実務上は、以下の4つの状況をもとに、同居であるかどうかを判断するといわれております。
- 日常生活の状況
- 家に入居した目的
- 同居住宅の構造や設備
- 親族の生活拠点や他の住宅の保有状況
これらの状況から、同居であるかどうかが総合的に判断されることとなります。
同居親族であること
次は、「親族」についてです。同居親族とされる親族とは、「配偶者および6親等以内の血族、3親等以内の姻族」のことです。下図をご覧ください。
引用元:厚生労働省作成 「民法における親族の範囲」
これだけの範囲の親族が、同居親族として小規模宅地の特例を使うことができます。
したがって、遺言書を作成し、同居している孫に住宅の土地を遺贈したいと思う場合は、同居親族として小規模宅地の特例を使うことができます。
相続税の申告期限まで自宅を所有し居住していること
同居の親族が小規模宅地等の特例を適用するためには、相続税の申告期限まで自宅を所有し、実際に居住していることが必要です。
具体的には、相続開始時点から相続税の申告期限(相続開始を知った日の翌日から10か月以内)まで継続してその家に住み続けることが条件となります。
ただし、同居期間に定めはなく、上述したとおり様々な状況を総合勘案して、生前に生活の拠点が被相続人の家であったと認められれば、同居親族として特例を適用することができます。
パターン別|小規模宅地等の特例の同居が認められるケース
小規模宅地等の特例における「同居」が認められるケースには、さまざまな状況が存在します。
ここでは、具体的なケースごとにどのような条件で同居と認められるのかを詳しく解説します。
単身赴任していた場合
同居していた相続人がやむを得ず単身赴任で一時的に別居していた場合でも、特例を適用することができます。
単身赴任が終われば再び同居することが見込まれるため、生活の拠点が被相続人の家にあると認められるからです。
単身赴任中であっても、家族と連絡を取り合い、帰省するなどの実態があれば、一般的に同居と見なされるケースが多いといえます。
同居していないとみなされる?被相続人が老人ホームに入居している場合
被相続人が所定の老人ホームに入居していた場合でも、一定の条件を満たせば同居と認められます。
具体的には、被相続人が要介護認定または要支援認定を受けていることが必要です。
また、自宅が賃貸に出されていないことも条件の一つとなります。
これらの要件を満たしたうえで被相続人が老人ホームに入居し、入居後も相続人がそのまま家に住み続けているのであれば、特例を適用することが可能です。
一時的な同居
介護などのために一時的に同居していた場合は、生活の拠点が別にあると見なされるため、特例は適用できません。

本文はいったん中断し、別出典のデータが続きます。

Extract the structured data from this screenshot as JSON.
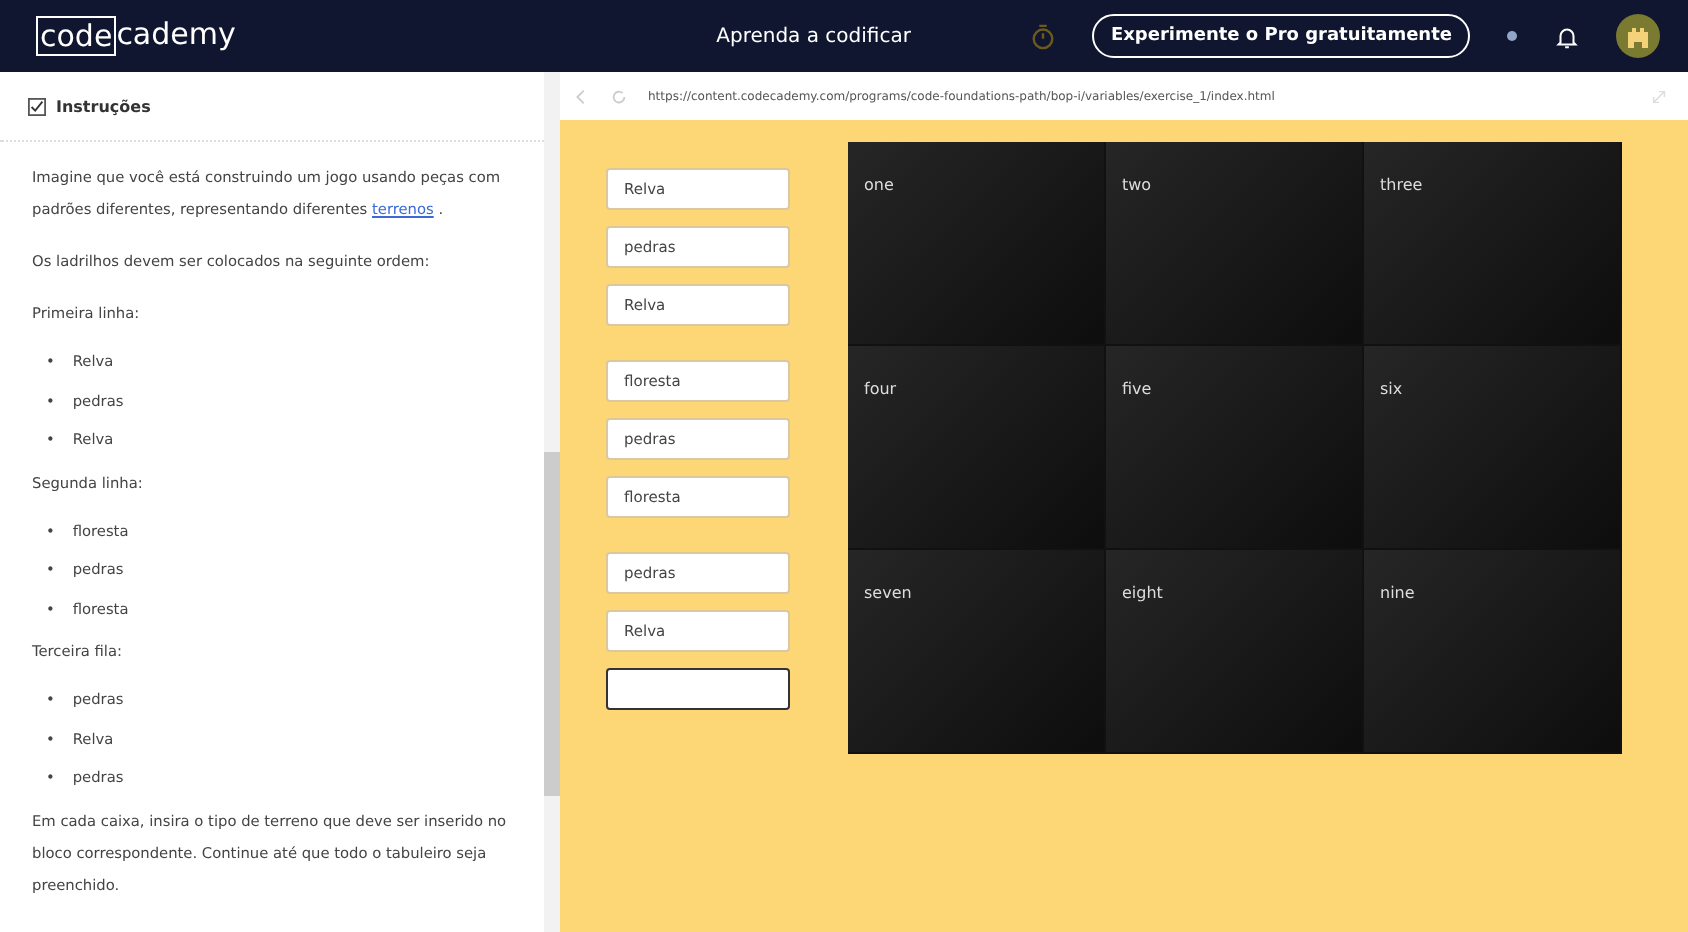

例えば、介護のために短期間だけ同居していた場合や、週末だけ実家に戻っていた場合などは、同居とは認められません。
特例を適用するためには、実際に生活の基盤が被相続人の家にあることが必要となります。
区分登記された世帯分離型の二世帯住宅の場合
二世帯住宅でも、区分登記されていない場合には同居と認められますが、区分登記されている場合は同居と認められません。
例えば、1階と2階で区分登記されているような場合は、それぞれが独立した住居と見なされるため、同居とは見なされません。
区分登記ではなく、共有名義で登記されている場合は同居と認められます。
同居の証明で住民票のみ移した場合
住民票を被相続人の住所に移しただけでは、同居とは認められません。
同居していると判断されるためには、実際に日常生活を共にしていることが必要です。
住民票が同じ住所にあることは証明の一部にはなりますが、実際に同居しているかどうかは生活の実態で判断されます。
税務調査となった場合には実態を詳細に調べますので、住民票を移しただけの状態で同居が認められることまずありません。
まとめ
本記事では、小規模宅地等の特例を利用するための「同居」の要件について、さまざまな事例を交えて解説しました。
小規模宅地等の特例は相続税の負担を大幅に軽減できる制度ですが、適用するためには同居などの実態も重要です。
もし、「同居」について疑問や不安がある場合は、相続専門の税理士に相談することをお勧めします。